The availability of free and standard tools supporting the quality assessment (ideally, by considering both geometry and reflectance data) would be of paramount value, especially for the usually not-technical people who order a scanning campaign. This is an area that desperately needs research and practical results made available to the community. Even a well informed consumer at this point does not have the tools and standards available to make a purchasing decision and a good assessment of the results that are produced by a (usually expensive) project commissioned to an external service company.

Preserving the Data for the Future

An interesting point of discussion is which could be the most fruitful use of the acquired data; a given artifact can be scanned now for a specific application, but once we have the digital model we can envision many different applications of the same 3D model in the future. Therefore, the results of scanning efforts should be made available for future uses, even by different entities. This can be also a way to recover from the cost of the digitization: CH institutions should develop policies to play a role in the market of digital 3D content, finding on the market the financial resources to perform 3D digitization.

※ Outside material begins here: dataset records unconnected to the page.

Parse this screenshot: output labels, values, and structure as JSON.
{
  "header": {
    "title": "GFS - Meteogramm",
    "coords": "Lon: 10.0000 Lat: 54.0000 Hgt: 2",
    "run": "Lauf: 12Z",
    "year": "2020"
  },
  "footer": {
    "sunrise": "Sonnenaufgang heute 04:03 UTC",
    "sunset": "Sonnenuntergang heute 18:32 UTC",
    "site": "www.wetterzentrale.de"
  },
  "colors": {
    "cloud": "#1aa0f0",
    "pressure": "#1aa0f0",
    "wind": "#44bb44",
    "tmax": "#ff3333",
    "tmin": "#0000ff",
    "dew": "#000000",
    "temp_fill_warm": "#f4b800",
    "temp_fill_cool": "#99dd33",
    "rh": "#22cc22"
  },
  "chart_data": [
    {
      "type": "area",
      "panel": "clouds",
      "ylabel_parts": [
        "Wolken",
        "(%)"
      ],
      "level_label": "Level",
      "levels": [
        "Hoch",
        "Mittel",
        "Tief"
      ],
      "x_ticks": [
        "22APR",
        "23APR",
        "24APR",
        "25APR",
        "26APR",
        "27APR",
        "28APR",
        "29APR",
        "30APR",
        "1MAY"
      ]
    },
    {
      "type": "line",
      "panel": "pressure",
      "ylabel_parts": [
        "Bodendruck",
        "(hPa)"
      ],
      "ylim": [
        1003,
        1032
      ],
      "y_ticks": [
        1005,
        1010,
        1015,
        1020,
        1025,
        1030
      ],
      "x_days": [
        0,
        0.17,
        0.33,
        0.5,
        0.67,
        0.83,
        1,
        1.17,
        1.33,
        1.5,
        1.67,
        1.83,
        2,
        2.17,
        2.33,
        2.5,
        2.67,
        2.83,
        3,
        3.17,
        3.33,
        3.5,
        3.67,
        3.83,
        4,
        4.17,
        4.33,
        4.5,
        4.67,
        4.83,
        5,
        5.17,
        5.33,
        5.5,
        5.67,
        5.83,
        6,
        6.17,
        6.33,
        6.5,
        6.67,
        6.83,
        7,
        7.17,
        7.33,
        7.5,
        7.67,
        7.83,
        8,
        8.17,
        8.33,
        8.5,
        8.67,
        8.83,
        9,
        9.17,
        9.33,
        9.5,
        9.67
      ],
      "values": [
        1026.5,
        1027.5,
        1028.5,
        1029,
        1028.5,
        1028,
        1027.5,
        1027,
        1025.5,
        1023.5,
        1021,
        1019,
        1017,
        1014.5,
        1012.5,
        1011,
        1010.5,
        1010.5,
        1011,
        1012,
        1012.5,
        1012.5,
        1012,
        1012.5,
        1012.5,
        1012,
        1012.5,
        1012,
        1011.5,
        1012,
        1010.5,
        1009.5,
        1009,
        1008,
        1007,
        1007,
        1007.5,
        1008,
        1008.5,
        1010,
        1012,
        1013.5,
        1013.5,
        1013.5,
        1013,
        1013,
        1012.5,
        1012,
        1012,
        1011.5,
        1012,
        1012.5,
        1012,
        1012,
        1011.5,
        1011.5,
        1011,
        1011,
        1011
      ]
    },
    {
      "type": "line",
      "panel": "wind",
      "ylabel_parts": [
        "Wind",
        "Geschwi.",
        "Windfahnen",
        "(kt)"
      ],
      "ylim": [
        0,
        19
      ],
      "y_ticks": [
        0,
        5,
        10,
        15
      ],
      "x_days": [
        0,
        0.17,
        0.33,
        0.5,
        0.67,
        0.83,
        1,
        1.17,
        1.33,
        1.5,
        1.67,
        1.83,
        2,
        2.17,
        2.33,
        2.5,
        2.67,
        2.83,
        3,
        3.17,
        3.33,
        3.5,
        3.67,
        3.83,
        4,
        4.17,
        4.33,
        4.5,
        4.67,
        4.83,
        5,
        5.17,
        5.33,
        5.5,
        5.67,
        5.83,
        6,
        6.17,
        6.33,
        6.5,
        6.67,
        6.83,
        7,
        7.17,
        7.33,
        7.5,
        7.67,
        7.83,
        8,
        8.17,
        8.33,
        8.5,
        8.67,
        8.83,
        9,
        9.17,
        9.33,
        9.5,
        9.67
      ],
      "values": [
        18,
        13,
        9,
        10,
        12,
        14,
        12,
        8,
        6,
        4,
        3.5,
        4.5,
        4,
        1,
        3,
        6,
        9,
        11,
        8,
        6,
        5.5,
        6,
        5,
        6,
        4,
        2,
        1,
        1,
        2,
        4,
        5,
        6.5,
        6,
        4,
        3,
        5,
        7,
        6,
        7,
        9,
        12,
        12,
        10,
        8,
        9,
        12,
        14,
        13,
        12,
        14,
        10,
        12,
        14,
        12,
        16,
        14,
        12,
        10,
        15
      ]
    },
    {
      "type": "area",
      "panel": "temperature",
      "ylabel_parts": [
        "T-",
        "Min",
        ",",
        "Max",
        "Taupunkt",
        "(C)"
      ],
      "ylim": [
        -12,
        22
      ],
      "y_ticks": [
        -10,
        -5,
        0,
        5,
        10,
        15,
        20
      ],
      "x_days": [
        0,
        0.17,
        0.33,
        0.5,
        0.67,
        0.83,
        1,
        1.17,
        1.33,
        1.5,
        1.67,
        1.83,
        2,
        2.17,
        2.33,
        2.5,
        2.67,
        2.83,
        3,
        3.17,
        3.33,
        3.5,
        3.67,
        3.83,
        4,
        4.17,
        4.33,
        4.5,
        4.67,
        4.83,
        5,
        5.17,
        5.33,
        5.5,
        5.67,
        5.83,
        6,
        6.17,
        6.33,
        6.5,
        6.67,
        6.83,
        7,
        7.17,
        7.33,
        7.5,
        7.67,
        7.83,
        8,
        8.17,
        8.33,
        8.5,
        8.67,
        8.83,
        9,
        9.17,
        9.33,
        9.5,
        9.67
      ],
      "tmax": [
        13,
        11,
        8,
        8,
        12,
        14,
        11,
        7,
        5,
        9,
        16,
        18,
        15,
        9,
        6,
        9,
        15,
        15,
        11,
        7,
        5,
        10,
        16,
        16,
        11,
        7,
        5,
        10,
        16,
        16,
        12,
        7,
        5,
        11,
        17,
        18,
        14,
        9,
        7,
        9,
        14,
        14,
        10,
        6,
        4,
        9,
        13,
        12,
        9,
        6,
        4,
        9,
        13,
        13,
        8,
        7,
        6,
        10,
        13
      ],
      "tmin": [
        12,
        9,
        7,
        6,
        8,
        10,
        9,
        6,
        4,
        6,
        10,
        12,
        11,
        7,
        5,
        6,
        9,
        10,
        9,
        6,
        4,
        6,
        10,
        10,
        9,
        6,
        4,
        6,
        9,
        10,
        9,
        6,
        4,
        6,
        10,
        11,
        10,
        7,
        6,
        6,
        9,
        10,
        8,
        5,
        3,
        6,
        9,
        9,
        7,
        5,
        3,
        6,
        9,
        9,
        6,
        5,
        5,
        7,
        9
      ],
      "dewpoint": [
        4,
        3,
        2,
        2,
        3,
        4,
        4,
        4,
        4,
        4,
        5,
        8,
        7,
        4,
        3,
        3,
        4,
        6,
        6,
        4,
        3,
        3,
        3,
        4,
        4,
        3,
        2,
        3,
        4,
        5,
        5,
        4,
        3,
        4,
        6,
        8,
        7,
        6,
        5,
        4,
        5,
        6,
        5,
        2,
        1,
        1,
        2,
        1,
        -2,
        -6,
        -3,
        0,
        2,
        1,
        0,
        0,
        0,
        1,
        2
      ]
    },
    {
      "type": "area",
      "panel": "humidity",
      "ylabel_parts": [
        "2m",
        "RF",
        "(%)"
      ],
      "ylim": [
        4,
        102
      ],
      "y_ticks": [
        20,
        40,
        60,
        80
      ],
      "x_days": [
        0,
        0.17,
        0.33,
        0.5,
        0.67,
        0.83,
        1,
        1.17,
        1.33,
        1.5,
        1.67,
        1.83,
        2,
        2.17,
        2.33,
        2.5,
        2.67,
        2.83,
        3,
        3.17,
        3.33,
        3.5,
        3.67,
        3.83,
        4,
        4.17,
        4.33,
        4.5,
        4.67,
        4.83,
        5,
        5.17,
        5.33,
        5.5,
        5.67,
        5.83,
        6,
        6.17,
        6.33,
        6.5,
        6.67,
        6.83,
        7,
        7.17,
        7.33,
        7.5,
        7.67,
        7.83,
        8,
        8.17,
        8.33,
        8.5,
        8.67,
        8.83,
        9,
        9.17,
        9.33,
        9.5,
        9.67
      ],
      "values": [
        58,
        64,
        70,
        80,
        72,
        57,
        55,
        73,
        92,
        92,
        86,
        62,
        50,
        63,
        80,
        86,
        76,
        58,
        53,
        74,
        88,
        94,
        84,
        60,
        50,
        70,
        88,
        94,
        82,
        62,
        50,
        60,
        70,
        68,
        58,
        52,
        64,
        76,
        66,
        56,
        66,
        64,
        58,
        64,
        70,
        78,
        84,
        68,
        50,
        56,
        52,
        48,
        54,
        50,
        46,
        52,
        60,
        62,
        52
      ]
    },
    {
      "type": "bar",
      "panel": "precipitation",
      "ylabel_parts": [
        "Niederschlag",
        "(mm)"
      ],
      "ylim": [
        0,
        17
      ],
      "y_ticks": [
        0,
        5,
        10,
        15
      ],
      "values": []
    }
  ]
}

Another consideration, that is often neglected, is the long-term preservation of these data. While for traditional media, like written material, photography, and films, the issues about the preservation, classification, and future access to the acquired data is a rather well studied subject, there are no established practices for the preservation of digital 3D content. Without going into details, let us just mention here the issues related to the format of the delivered 3D data: often the results of a 3D scanning campaign are delivered only as files encoded in a closed format, accessible only through proprietary software whose longevity is not guaranteed at all. We are seriously risking that the data produced in several important initiatives are buried in a hidden format without the possibility of being utilized in the near future.

Conclusions

The topic presented the software technologies available for processing and visualization of sampled 3D data. Due to the vast amount of material published in the current literature on this subject, we were forced to present here just a selection of the approaches proposed. Therefore, the bibliography cites only a very small subset of the available literature (otherwise the bibliography could have easily become excessively long). One of the focuses of the presentation has been to give more emphasis to the open problems or to subjects which are currently under study, rather than presenting in detail the algorithms mentioned. Therefore, the current topic should be read by consulting also the papers cited in literature, according to the interests of the reader. Some of those papers are very good resources for gathering a state of the art of the specific problem and for getting a more complete list of citations to the other works in the selected sub-domain. Finally, as usually happens with review papers on a subject where the authors have dedicated time and efforts, we have probably given an emphasis on our own results and papers; we apologize to the reader for that but, as we explicitly mentioned in the text, some results are presented as a representative of several other research efforts which produced comparable outputs.